Marta Kovatcheva, a second-year student, has received a Natural Sciences and Engineering Research Council (NSERC) Postgraduate Scholarship (PGS). Since the agency’s inception in 1978, these scholarships have been providing financial support to high-caliber students engaged in master’s or doctoral programs in the natural sciences or engineering. The support allows scholars to fully concentrate on their studies and seek out the best research mentors in their chosen fields both within Canada and abroad.
Marta’s undergraduate work was at the University of Toronto, where she majored in molecular genetics and minored in mathematics. Her senior thesis work was completed under the mentorship of Daniel Durocher at the Samuel Lunenfeld Research Institute. She studied the role of a novel E3 ubiquitin ligase protein in signaling the occurrence of double-strand breaks and mediating downstream cell-cycle arrest and DNA damage repair.
Marta recently joined Andrew Koff’s lab in the Molecular Biology Program for her dissertation work. Her thesis project is related to liposarcoma, a soft tissue tumor, for which there are currently no approved targeted chemotherapies and for which surgery is the only option. However, there is a cell-cycle inhibitor drug in clinical trials that has shown some promise in treating a subset of patients with this disease. To understand who might benefit from such treatment, the laboratory has been working with a panel of patient-derived liposarcoma cell lines, seeking to detect molecular differences that may underlie patient response. Studies in the lab have classified these cell lines as “responders” or “non-responders.” Responders undergo cellular senescence, a form of quiescence that has important implications for limiting the proliferative capacity of cancer cells, while non-responders exhibit reversible growth arrest but do not show any of the classical markers of senescence. Marta’s goal is to develop insight into the pathways by which these cells detect the signals that cause senescence, or how they act upon those signals. To accomplish this she will employ genome-wide transcriptional analysis, proteomic approaches such as SILAC, cell biology, and biochemistry to explore the molecular events downstream of growth arrest.
Isabel Lam and Elizabeth Wasmuth, both fourth-year students, have been awarded the NIH’s Ruth L. Kirschstein National Service (NRSA) Award.
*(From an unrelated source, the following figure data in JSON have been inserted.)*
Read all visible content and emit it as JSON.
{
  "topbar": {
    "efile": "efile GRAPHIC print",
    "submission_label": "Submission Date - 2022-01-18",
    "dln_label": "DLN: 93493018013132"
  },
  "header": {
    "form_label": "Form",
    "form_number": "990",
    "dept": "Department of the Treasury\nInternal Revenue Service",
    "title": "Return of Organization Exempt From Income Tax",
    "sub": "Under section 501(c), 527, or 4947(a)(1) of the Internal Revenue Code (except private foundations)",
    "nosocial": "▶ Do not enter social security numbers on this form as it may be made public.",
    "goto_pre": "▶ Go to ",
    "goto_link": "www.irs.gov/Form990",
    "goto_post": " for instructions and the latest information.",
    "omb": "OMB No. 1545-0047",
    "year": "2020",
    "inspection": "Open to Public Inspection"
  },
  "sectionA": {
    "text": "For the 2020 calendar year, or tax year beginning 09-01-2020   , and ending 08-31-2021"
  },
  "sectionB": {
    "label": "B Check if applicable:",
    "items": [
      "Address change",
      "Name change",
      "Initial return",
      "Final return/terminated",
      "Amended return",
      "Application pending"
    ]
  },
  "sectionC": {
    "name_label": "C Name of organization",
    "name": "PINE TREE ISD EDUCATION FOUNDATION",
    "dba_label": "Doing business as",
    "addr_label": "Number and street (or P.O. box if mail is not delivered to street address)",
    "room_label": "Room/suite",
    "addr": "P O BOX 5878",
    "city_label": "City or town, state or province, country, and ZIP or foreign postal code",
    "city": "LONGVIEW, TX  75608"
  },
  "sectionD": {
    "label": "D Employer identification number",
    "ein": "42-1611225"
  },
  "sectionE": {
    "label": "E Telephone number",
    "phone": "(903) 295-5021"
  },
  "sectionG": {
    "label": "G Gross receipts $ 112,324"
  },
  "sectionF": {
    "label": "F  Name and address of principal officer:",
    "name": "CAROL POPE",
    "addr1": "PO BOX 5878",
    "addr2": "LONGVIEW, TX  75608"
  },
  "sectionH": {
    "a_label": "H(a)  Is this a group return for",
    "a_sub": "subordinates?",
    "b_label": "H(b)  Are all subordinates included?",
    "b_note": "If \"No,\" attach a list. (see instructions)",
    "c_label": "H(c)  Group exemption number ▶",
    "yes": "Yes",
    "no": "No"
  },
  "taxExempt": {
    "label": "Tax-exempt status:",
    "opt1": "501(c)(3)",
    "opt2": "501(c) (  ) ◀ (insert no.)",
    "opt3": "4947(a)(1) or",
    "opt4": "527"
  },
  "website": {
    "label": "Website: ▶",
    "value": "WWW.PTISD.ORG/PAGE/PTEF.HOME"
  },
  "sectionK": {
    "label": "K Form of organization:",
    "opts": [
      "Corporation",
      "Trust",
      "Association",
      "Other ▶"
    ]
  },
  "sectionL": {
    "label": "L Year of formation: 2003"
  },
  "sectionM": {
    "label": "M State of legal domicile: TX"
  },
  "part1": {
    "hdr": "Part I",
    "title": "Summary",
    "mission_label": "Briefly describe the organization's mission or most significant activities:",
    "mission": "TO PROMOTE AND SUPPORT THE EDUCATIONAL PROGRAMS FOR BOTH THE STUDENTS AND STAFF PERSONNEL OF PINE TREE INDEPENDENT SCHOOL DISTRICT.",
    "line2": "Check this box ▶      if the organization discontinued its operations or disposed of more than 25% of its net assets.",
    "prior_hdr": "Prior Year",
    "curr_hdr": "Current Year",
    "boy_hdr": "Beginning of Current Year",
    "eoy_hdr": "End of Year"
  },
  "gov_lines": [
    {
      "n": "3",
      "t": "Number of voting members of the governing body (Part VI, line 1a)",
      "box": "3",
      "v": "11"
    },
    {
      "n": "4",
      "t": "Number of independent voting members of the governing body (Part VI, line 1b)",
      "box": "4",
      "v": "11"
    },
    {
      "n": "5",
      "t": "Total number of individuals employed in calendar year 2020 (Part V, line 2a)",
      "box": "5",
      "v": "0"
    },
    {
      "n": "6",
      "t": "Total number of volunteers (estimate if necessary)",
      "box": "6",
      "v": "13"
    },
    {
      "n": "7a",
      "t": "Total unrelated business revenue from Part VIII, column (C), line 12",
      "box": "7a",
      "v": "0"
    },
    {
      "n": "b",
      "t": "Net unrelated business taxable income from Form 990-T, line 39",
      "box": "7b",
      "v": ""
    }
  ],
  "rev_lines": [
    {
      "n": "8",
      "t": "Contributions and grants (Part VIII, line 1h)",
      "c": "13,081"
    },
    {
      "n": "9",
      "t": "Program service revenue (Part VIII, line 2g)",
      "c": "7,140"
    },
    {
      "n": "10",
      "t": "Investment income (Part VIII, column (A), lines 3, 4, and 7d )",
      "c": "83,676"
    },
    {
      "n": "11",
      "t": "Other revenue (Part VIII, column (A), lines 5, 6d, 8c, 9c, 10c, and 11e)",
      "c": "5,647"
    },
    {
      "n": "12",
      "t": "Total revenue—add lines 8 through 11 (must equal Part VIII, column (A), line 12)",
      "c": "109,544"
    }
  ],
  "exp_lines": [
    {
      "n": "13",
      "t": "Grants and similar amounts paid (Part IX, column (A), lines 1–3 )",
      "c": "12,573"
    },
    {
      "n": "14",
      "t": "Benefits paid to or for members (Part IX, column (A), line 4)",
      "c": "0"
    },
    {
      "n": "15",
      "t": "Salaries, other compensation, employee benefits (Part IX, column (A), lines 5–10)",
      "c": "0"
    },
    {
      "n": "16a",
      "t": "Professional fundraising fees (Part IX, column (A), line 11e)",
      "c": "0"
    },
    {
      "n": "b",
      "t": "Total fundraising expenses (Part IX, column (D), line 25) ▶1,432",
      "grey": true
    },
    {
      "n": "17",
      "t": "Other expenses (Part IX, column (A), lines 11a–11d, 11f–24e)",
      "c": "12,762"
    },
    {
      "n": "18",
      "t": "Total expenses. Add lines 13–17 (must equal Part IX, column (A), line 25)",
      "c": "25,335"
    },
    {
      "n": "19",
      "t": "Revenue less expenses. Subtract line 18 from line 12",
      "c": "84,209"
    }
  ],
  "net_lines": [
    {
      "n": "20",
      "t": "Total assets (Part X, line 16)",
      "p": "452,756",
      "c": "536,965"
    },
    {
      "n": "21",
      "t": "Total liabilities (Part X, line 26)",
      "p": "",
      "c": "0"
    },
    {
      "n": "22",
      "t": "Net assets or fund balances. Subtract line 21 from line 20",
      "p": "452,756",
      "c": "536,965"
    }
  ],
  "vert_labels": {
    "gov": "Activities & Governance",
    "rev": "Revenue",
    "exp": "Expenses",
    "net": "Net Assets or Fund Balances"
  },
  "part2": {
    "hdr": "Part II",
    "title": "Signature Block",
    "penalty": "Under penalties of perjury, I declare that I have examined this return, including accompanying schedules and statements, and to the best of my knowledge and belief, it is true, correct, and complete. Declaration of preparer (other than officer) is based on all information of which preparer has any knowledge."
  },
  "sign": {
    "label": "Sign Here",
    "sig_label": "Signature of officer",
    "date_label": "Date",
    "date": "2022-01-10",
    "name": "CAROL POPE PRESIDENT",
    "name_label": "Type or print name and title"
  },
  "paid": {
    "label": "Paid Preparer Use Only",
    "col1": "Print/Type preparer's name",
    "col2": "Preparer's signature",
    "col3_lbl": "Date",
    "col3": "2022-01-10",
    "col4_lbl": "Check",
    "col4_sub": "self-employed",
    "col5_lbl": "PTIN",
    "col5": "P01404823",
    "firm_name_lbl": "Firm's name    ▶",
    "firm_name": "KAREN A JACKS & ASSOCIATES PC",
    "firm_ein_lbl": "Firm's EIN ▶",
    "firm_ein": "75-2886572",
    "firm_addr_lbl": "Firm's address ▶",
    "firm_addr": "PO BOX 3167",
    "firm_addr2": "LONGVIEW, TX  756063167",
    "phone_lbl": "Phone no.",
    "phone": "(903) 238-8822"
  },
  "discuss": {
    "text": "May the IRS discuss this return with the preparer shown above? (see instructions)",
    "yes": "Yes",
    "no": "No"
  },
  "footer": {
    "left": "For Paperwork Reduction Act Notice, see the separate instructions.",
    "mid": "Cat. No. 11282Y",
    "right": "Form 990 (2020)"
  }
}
The award’s emphasis is on developing a diverse US community of highly trained scientists contributing their scholarship to global biomedical, behavioral, social, clinical, and health services research, as well as scholarship.
Elizabeth is a graduate student in Christopher Lima’s lab in the Structural Biology Program. She received her undergraduate degree from Cornell University where she worked in the lab of Dr. Xingen Lei and studied the molecular basis for increased iron absorption in the guts of anemic pigs in response to the structural carbohydrate inulin. After graduation in 2007, Elizabeth spent a year as a predoctoral fellow in the lab of Forbes Porter at the NIH, researching the mechanisms underlying Smith Lemli Opitz syndrome, an inborn disorder of cholesterol biosynthesis, using cellular and genetic methods. Her interest in x-ray crystallography developed while at the University of Colorado Health Sciences Center for an undergraduate research program where she spent a summer in the lab of Mair Churchill characterizing a protein-DNA complex involved in transcription.
Elizabeth’s thesis research focuses on RNA decay, and understanding how one of the cell’s major exoribonucleases, the RNA exosome, functions. The exosome is involved in RNA processing, maturation, degradation, and quality control in the nucleus and cytoplasm. Disruption of exosome-mediated processes is associated with diseases such as cancer and autoimmune disorders. Of particular interest is the characterization of the protein factors that regulate exosome-dependent RNA maturation and processing versus exosome-dependent RNA degradation. To address the basis for this substrate specificity, she employs structural, biochemical, and genetic approaches.
Isabel’s research in Scott Keeney’s lab in the Molecular Biology Program is on the mechanism of meiotic recombination initiation in budding yeast. Meiosis is a specialized cell division that generates spores or gametes that are half the genome equivalent of the progenitor cell. A critical aspect of meiosis is the faithful segregation of homologous chromosomes at the first meiotic division; improper segregation results in aneuploidy. In most organisms, meiotic recombination connects the maternal and paternal chromosomes, thereby promoting accurate chromosome segregation. Meiotic recombination is initiated by the formation of programmed DNA double-strand breaks (DSB) catalyzed by the Spo11 protein. Meiotic DSB formation is a highly regulated process — DSBs must only happen at the right time and place so that the toxic lesions are properly repaired, yet the mechanism for this regulation is not understood. In yeast, several proteins are required for Spo11 to make DSBs, including Rec104, but its precise molecular role is unknown. One possibility is that Rec104 is involved in regulating DSB formation. For her thesis project, Isabel is investigating the role of Rec104 phosphorylation to gain a better understanding of the molecular mechanism and regulation of meiotic DSB formation.